Kecam Kekerasan di Lembantongoa, Menag Desak Polisi Tangkap dan Hukum Pelaku
TEMPO.CO | 28/11/2020 20:31
Menteri Agama Fachrul Razi saat mengikuti rapat kerja dengan Komisi VIII DPR RI di Kompleks Parlemen Senayan, Jakarta, Rabu, 18 November 2020. Rapat tersebut membahas penyelenggaraan ibadah dan Umrah di era pandemi Covid-19. TEMPO/M Taufan Rengganis
Menteri Agama Fachrul Razi saat mengikuti rapat kerja dengan Komisi VIII DPR RI di Kompleks Parlemen Senayan, Jakarta, Rabu, 18 November 2020. Rapat tersebut membahas penyelenggaraan ibadah dan Umrah di era pandemi Covid-19. TEMPO/M Taufan Rengganis

TEMPO.CO, Jakarta - Menteri Agama, Fachrul Razi, mengecam terjadinya kekerasan di Desa Lembantongoa, Sulawesi Tengah. Empat warga dalam satu keluarga dibunuh orang tak dikenal. Satu rumah ibadah dan enam rumah warga juga dibakar.

"Saya sampaikan duka mendalam kepada keluarga yang menjadi korban. Saya juga mengecam karena tindakan semacam ini tidak bisa dibenarkan atas alasan apa pun," ujar Fachrul lewat keterangan tertulis pada Sabtu, 28 November 2020.

"Anarkisme dalam bentuk apapun tidak bisa dibenarkan," lanjutnya.

Fachrul berharap dan percaya polisi akan segera mengungkap modus dan pelaku kejahatan ini, serta menangkap dan menindak tegas para pelakunya.

Menag mengaku sudah meminta jajarannya di Kemenag Sulteng untuk berkoordinasi dan bersinergi dengan pihak kepolisian setempat untuk menyelesaikan persoalan ini.

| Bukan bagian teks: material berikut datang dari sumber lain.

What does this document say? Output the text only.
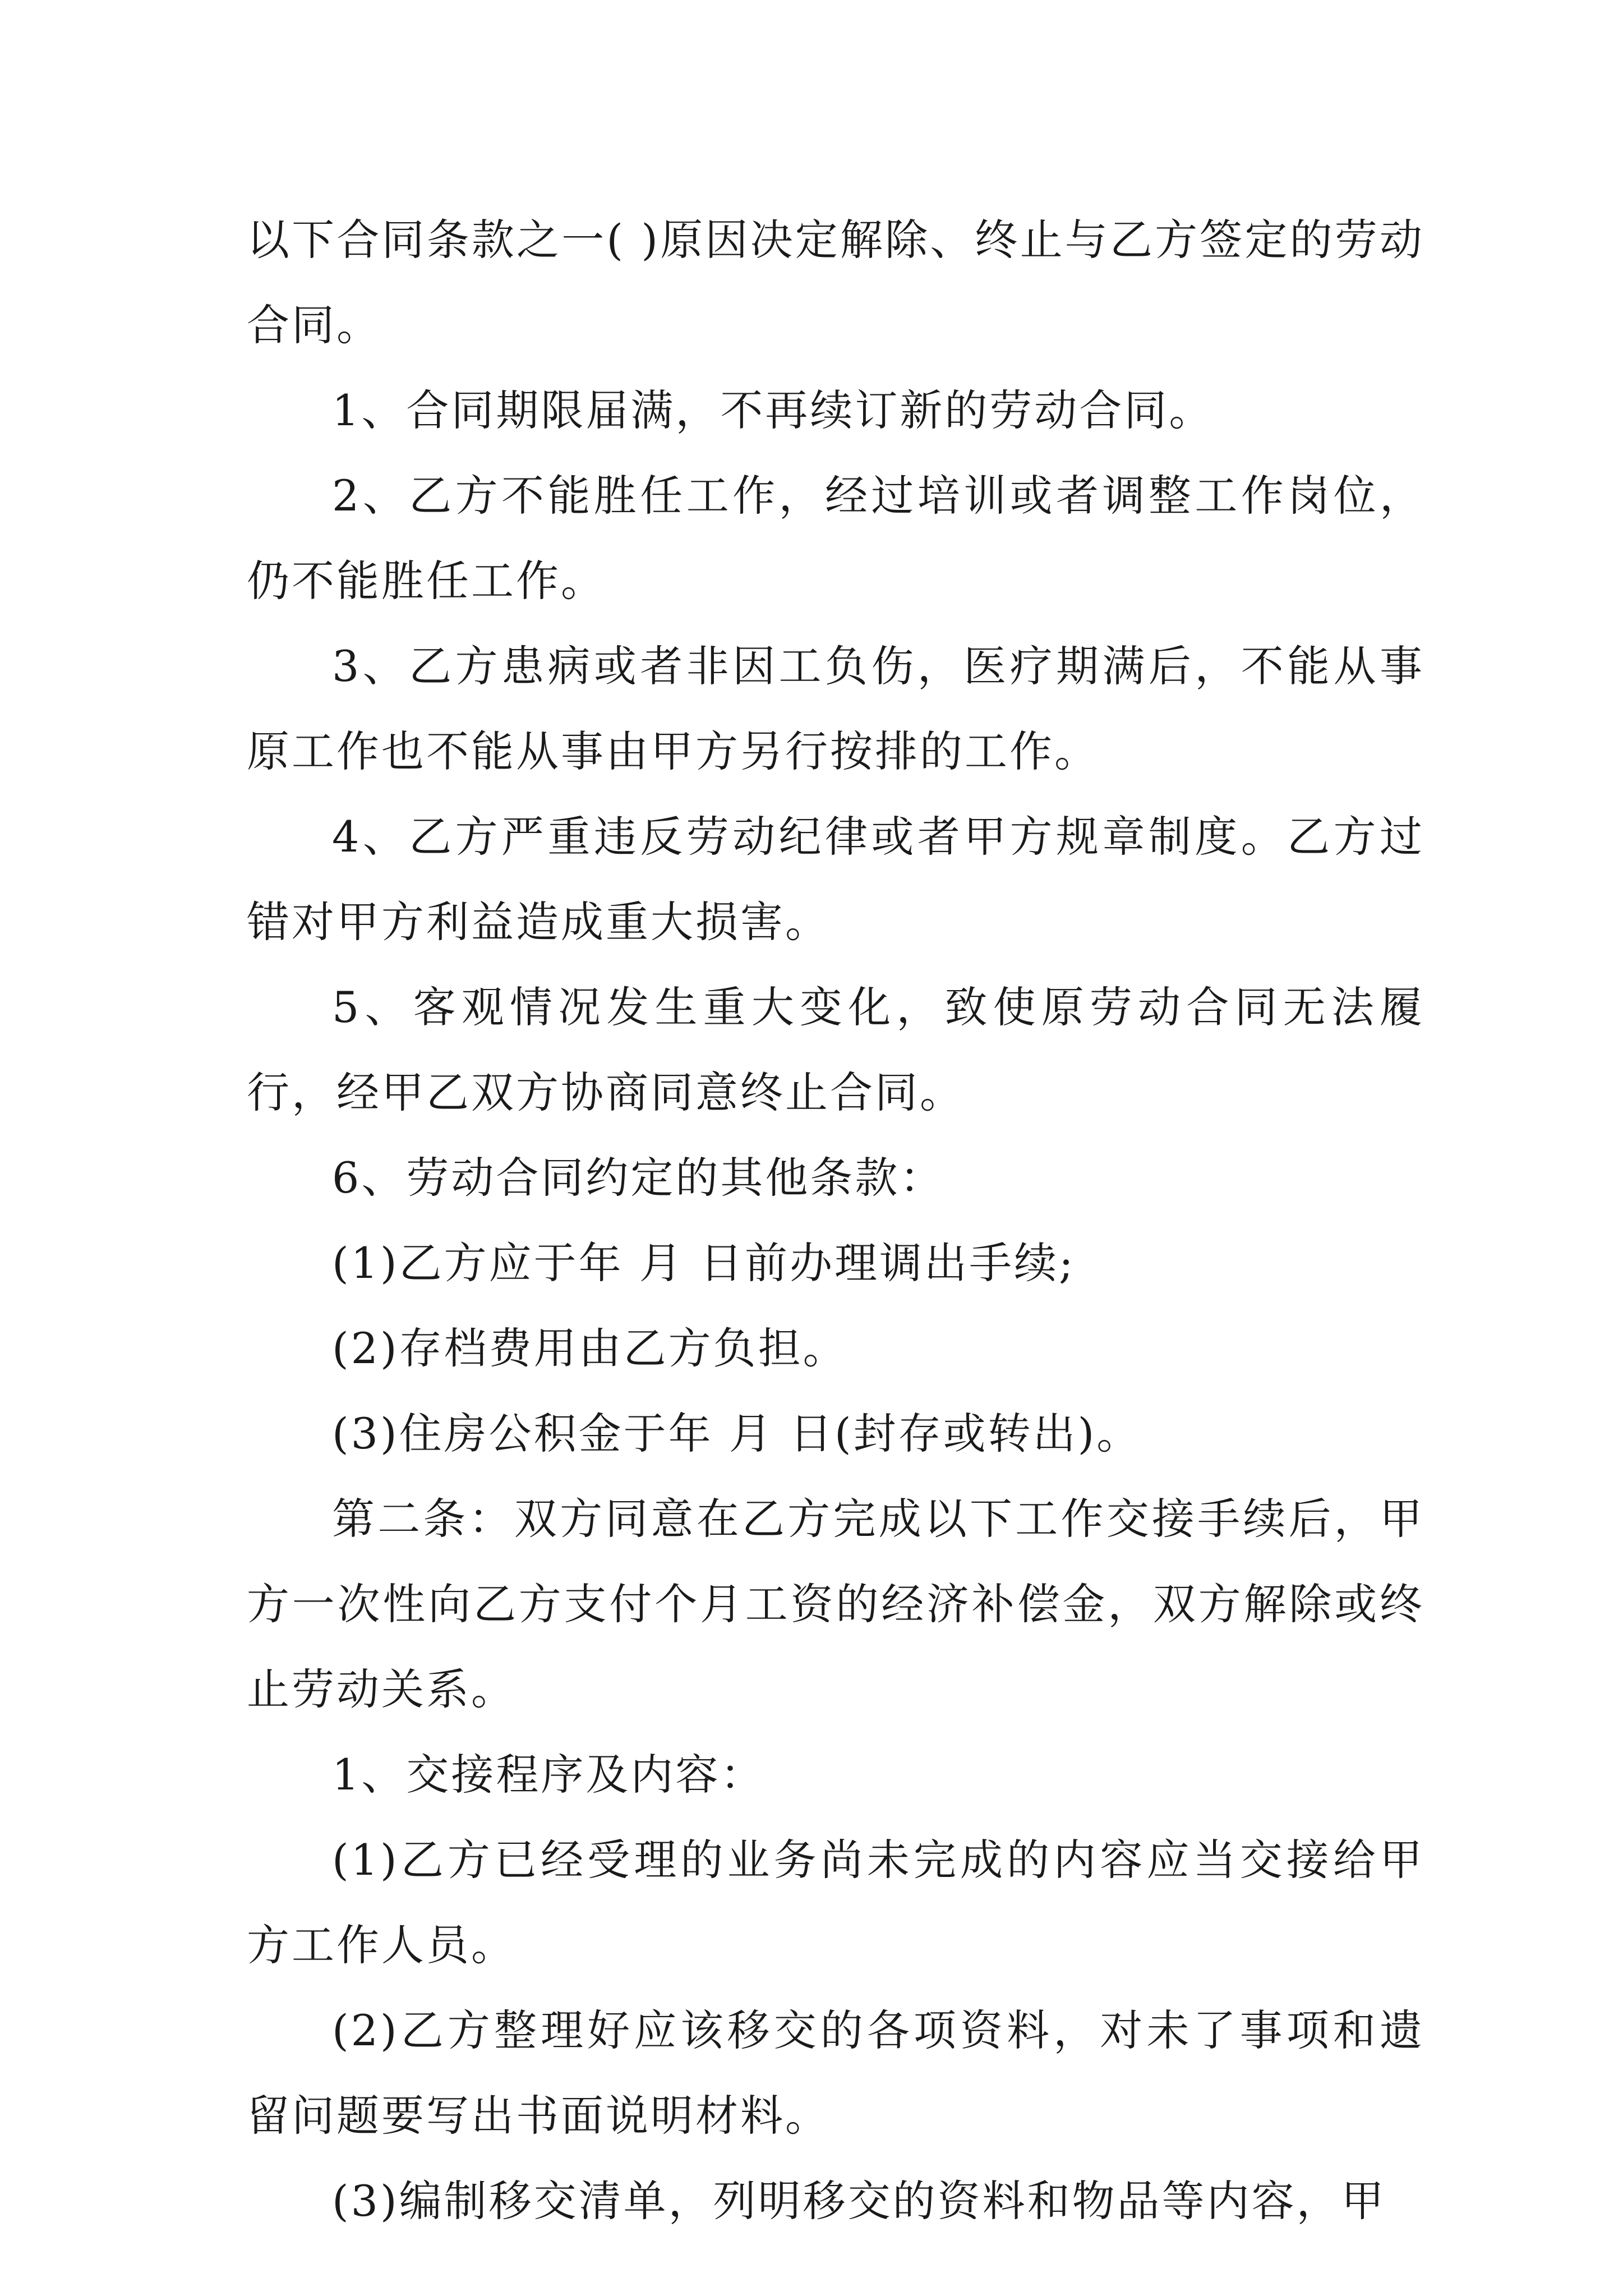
以下合同条款之一( )原因决定解除、终止与乙方签定的劳动合同。

1、合同期限届满，不再续订新的劳动合同。

2、乙方不能胜任工作，经过培训或者调整工作岗位，仍不能胜任工作。

3、乙方患病或者非因工负伤，医疗期满后，不能从事原工作也不能从事由甲方另行按排的工作。

4、乙方严重违反劳动纪律或者甲方规章制度。乙方过错对甲方利益造成重大损害。

5、客观情况发生重大变化，致使原劳动合同无法履行，经甲乙双方协商同意终止合同。

6、劳动合同约定的其他条款：

(1)乙方应于年 月 日前办理调出手续;

(2)存档费用由乙方负担。

(3)住房公积金于年 月 日(封存或转出)。

第二条：双方同意在乙方完成以下工作交接手续后，甲方一次性向乙方支付个月工资的经济补偿金，双方解除或终止劳动关系。

1、交接程序及内容：

(1)乙方已经受理的业务尚未完成的内容应当交接给甲方工作人员。

(2)乙方整理好应该移交的各项资料，对未了事项和遗留问题要写出书面说明材料。

(3)编制移交清单，列明移交的资料和物品等内容，甲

Kanwil Kemenag Sulteng juga diminta ikut menenangkan warga agar tidak terprovokasi dan melakukan tindakan yang bertentangan dengan ketentuan hukum.

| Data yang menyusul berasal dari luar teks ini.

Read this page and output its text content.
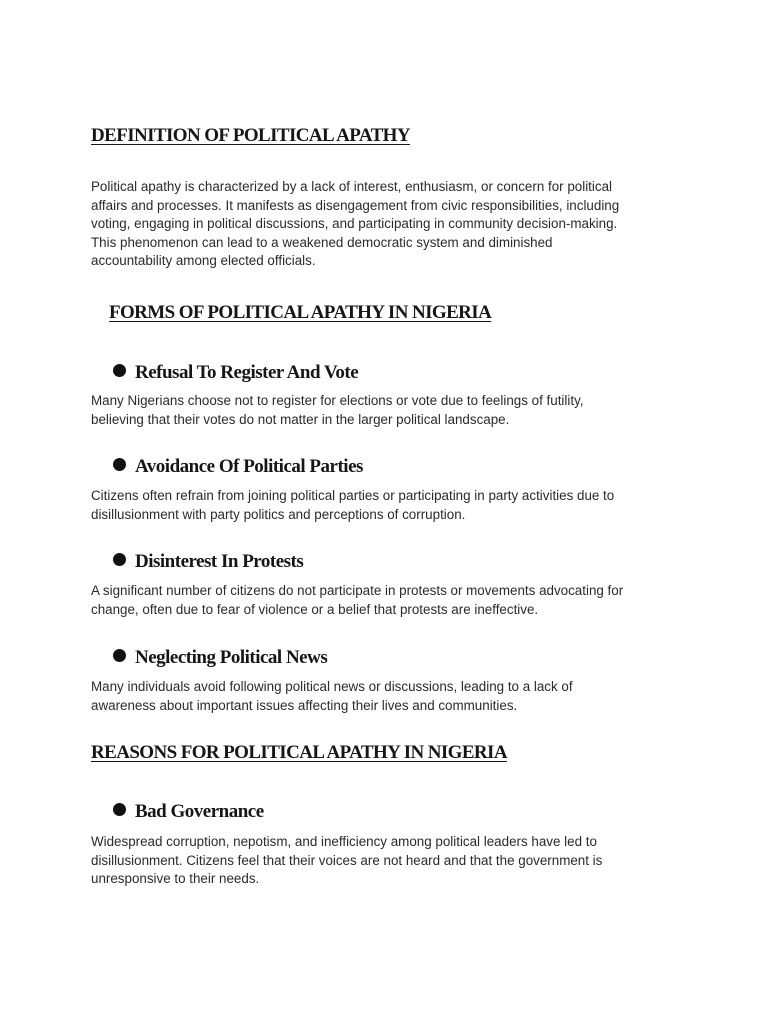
DEFINITION OF POLITICAL APATHY

Political apathy is characterized by a lack of interest, enthusiasm, or concern for political
affairs and processes. It manifests as disengagement from civic responsibilities, including
voting, engaging in political discussions, and participating in community decision-making.
This phenomenon can lead to a weakened democratic system and diminished
accountability among elected officials.

FORMS OF POLITICAL APATHY IN NIGERIA
Refusal To Register And Vote

Many Nigerians choose not to register for elections or vote due to feelings of futility,
believing that their votes do not matter in the larger political landscape.

Avoidance Of Political Parties

Citizens often refrain from joining political parties or participating in party activities due to
disillusionment with party politics and perceptions of corruption.

Disinterest In Protests

A significant number of citizens do not participate in protests or movements advocating for
change, often due to fear of violence or a belief that protests are ineffective.

Neglecting Political News

Many individuals avoid following political news or discussions, leading to a lack of
awareness about important issues affecting their lives and communities.

REASONS FOR POLITICAL APATHY IN NIGERIA
Bad Governance

Widespread corruption, nepotism, and inefficiency among political leaders have led to
disillusionment. Citizens feel that their voices are not heard and that the government is
unresponsive to their needs.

Kepala Kepolisian Resor Sigi Ajun Komisaris Besar Yoga Proyahutama menduga pelaku adalah kelompok teroris Mujahidin Indonesia Timur (MIT) Poso. "Terindikasi seperti itu ada kemiripan dari saksi-saksi yang melihat langsung saat kejadian yang kami konfirmasi dengan foto-foto, ada kemiripan," kata Yoga.